I haven't read this article but I did watch the video and I don't see how this will happen without a Constitutional Convention being organized. The people in power at all levels of government are happy with they system as it is because it works for them. They designed it, populated it and operate it.

As I see it the Parliamentary system isn't democratic but is inherently autocratic and is just one step away from being a monarchy. I'm not saying the U.S. system is better, although I do think it is better on paper.

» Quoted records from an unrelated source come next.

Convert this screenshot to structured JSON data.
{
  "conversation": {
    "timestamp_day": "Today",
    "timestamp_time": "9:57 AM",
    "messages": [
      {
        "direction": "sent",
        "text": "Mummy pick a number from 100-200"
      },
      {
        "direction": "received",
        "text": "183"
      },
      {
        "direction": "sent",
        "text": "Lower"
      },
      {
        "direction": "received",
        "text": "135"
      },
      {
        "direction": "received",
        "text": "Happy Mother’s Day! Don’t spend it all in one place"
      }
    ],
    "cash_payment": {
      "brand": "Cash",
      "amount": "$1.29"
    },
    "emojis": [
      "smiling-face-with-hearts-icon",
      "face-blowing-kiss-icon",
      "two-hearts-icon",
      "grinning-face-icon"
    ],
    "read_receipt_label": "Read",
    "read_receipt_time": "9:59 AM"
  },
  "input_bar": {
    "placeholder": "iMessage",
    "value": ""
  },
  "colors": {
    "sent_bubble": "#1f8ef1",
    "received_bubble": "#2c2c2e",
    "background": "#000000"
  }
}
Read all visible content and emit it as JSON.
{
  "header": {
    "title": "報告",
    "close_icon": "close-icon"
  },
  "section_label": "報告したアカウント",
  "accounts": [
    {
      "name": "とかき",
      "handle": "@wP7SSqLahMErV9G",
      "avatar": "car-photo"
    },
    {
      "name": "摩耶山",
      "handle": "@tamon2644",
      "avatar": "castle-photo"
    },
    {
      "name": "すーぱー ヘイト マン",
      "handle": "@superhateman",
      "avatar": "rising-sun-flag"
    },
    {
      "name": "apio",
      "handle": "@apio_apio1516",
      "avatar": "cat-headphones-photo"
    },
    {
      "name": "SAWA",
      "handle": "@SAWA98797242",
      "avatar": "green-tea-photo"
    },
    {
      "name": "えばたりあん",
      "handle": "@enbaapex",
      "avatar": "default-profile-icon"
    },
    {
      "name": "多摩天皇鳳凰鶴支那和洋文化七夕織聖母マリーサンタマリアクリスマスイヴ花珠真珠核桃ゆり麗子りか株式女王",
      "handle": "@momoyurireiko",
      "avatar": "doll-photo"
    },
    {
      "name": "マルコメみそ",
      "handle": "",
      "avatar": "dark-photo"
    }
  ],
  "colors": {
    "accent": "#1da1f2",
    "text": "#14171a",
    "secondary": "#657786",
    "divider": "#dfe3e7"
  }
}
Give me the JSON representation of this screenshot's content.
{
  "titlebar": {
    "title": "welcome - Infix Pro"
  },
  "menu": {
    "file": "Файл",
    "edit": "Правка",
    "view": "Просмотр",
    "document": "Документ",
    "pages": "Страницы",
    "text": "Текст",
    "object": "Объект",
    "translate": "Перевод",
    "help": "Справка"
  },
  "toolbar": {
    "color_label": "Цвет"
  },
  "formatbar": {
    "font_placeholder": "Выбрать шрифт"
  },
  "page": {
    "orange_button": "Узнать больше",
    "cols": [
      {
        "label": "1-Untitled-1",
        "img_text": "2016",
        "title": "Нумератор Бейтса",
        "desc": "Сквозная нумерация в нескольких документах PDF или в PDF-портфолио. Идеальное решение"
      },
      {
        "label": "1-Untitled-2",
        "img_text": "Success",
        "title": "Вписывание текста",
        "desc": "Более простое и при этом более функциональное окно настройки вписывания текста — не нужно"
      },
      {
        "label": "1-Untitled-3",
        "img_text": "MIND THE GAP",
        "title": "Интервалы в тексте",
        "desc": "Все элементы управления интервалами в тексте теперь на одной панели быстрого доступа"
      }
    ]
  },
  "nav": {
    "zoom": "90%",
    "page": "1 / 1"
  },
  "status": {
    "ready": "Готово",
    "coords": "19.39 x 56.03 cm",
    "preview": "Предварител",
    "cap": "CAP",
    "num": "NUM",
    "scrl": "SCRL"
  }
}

The U.S. republic has in many ways also become a Parliamentary system in that the separation of powers has been lost. The 2 chamber of Congress now operate like a Parliament where both parties demand party loyalty. Working with a member of the other party isn't allowed today as it was when I was growing up. And we now have an unelected Technocracy that funds, employs and buys off our politicians.

We need an Elected, Effective and Equal Senate but that won't happen because the biggest provinces like their over representation in both the House of Commons and the Senate. The media is also not going to be on board with Canada having too much Democracy as they will see it. They also benefit from the present system.

Salim would really need to tear the whole system down and start all over again. COVID has taught us many ugly truths about our government and leaders. COVID was over 2 years of population control using behaviorism and it worked. I don't think that the Liberals, Conservatives and NDP are going to unlearn just how far they can push us without any opposition. We are a police state.

Expand full comment

A tour de force analysis of how the Canadian Charter can be abused by parliaments and courts to treat criminals and friends on the correct side of their preferred narratives as sovereigns even as truckers are ridiculed and jailed for demanding the same status. The patriation of the Charter in 1982 may have missed an opportunity to resolve the "sovereignty" issue but it did create an expectation in "Charter Canadians" the "we the people" is a real thing.